An elegant translation of the first in a popular Italian series, in which world-weary, empathetic Sicilian Inspector Salvo Montalbano is handed a hot potato when the body of Silvio Luparello, a local politico, is found in the Pasture, the little town of Vigata’s red-light district. The death seems to have occurred in flagrante of natural causes, but Montalbano’s instincts tell him something is wrong. After years of patiently working behind the scenes, Luparello was about to take center stage. Why would he risk scandal by grazing in a place like the Pasture? Montalbano keeps the case open in spite of pressure from his supervisor, a judge, and a bishop to close it.
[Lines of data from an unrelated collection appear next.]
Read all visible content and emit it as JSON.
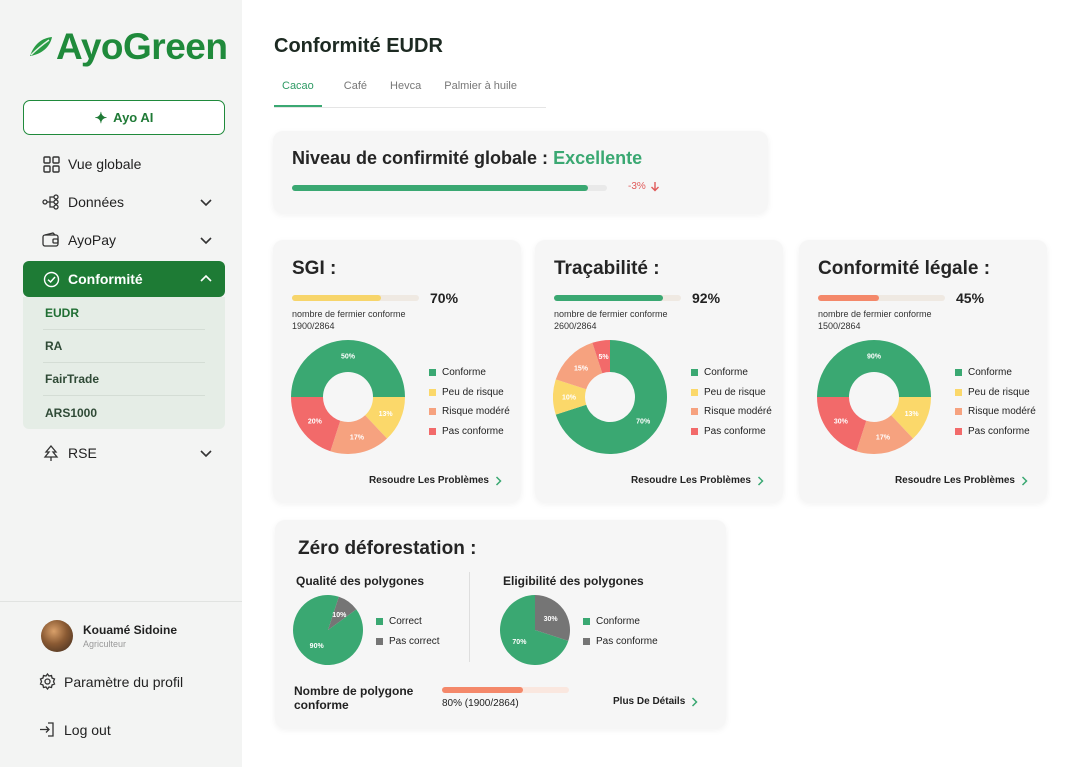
{
  "brand": {
    "name": "AyoGreen",
    "color": "#1f8a3b"
  },
  "sidebar": {
    "ai_button": "Ayo AI",
    "items": [
      {
        "label": "Vue globale",
        "icon": "grid-icon"
      },
      {
        "label": "Données",
        "icon": "data-icon"
      },
      {
        "label": "AyoPay",
        "icon": "wallet-icon"
      },
      {
        "label": "Conformité",
        "icon": "check-circle-icon"
      },
      {
        "label": "RSE",
        "icon": "tree-icon"
      }
    ],
    "sub_items": [
      "EUDR",
      "RA",
      "FairTrade",
      "ARS1000"
    ],
    "profile": {
      "name": "Kouamé Sidoine",
      "role": "Agriculteur"
    },
    "settings": "Paramètre du profil",
    "logout": "Log out"
  },
  "page": {
    "title": "Conformité EUDR",
    "tabs": [
      "Cacao",
      "Café",
      "Hevca",
      "Palmier à huile"
    ]
  },
  "global_level": {
    "label": "Niveau de confirmité globale : ",
    "status": "Excellente",
    "progress": 0.94,
    "trend": "-3%"
  },
  "legend_labels": [
    "Conforme",
    "Peu de risque",
    "Risque modéré",
    "Pas conforme"
  ],
  "resolve_label": "Resoudre Les Problèmes",
  "kpis": [
    {
      "title": "SGI :",
      "percent": "70%",
      "progress": 0.7,
      "bar_color": "#f7d56b",
      "sub_label": "nombre de fermier conforme",
      "count": "1900/2864",
      "slices": [
        {
          "label": "50%",
          "value": 50,
          "color": "#3aa872"
        },
        {
          "label": "13%",
          "value": 13,
          "color": "#fbd86a"
        },
        {
          "label": "17%",
          "value": 17,
          "color": "#f6a27f"
        },
        {
          "label": "20%",
          "value": 20,
          "color": "#f26a6a"
        }
      ]
    },
    {
      "title": "Traçabilité :",
      "percent": "92%",
      "progress": 0.86,
      "bar_color": "#3aa872",
      "sub_label": "nombre de fermier conforme",
      "count": "2600/2864",
      "slices": [
        {
          "label": "70%",
          "value": 70,
          "color": "#3aa872"
        },
        {
          "label": "10%",
          "value": 10,
          "color": "#fbd86a"
        },
        {
          "label": "15%",
          "value": 15,
          "color": "#f6a27f"
        },
        {
          "label": "5%",
          "value": 5,
          "color": "#f26a6a"
        }
      ]
    },
    {
      "title": "Conformité légale :",
      "percent": "45%",
      "progress": 0.48,
      "bar_color": "#f4886a",
      "sub_label": "nombre de fermier conforme",
      "count": "1500/2864",
      "slices": [
        {
          "label": "90%",
          "value": 50,
          "color": "#3aa872"
        },
        {
          "label": "13%",
          "value": 13,
          "color": "#fbd86a"
        },
        {
          "label": "17%",
          "value": 17,
          "color": "#f6a27f"
        },
        {
          "label": "30%",
          "value": 20,
          "color": "#f26a6a"
        }
      ]
    }
  ],
  "deforestation": {
    "title": "Zéro déforestation :",
    "quality": {
      "title": "Qualité des polygones",
      "legend": [
        "Correct",
        "Pas correct"
      ],
      "slices": [
        {
          "label": "90%",
          "value": 90,
          "color": "#3aa872"
        },
        {
          "label": "10%",
          "value": 10,
          "color": "#757575"
        }
      ]
    },
    "eligibility": {
      "title": "Eligibilité des polygones",
      "legend": [
        "Conforme",
        "Pas conforme"
      ],
      "slices": [
        {
          "label": "70%",
          "value": 70,
          "color": "#3aa872"
        },
        {
          "label": "30%",
          "value": 30,
          "color": "#757575"
        }
      ]
    },
    "footer_label": "Nombre de polygone conforme",
    "footer_value": "80%",
    "footer_count": "(1900/2864)",
    "progress": 0.64,
    "more": "Plus De Détails"
  },
  "colors": {
    "accent": "#3aa872",
    "active_nav": "#1e7b35",
    "negative": "#e05a5a"
  }
}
Luparello’s closest political ally, the lawyer Pietro Rizzo, then proposes an astonishing new alliance with Dr. Cardamone, an enemy of both Luparello and Rizzo. Is this maneuver related to several clues that place Cardamone’s promiscuous daughter-in-law at the scene of Luparello’s death? A lucrative reward is being offered through dubious channels for one such clue, a distinctive necklace taken from the scene by a poor garbage collector. When Luparello’s dry-eyed widow insists that she knows what her husband’s peccadilloes were and were not, Montalbano explores another network of crimes and desires, as tangled as the tentacles of that Sicilian specialty, the octopus.

Subtle, sardonic, and molto simpatico: Montalbano is the Latin re-creation of Philip Marlowe, working in a place that manages to be both more and less civilized than Chandler’s Los Angeles.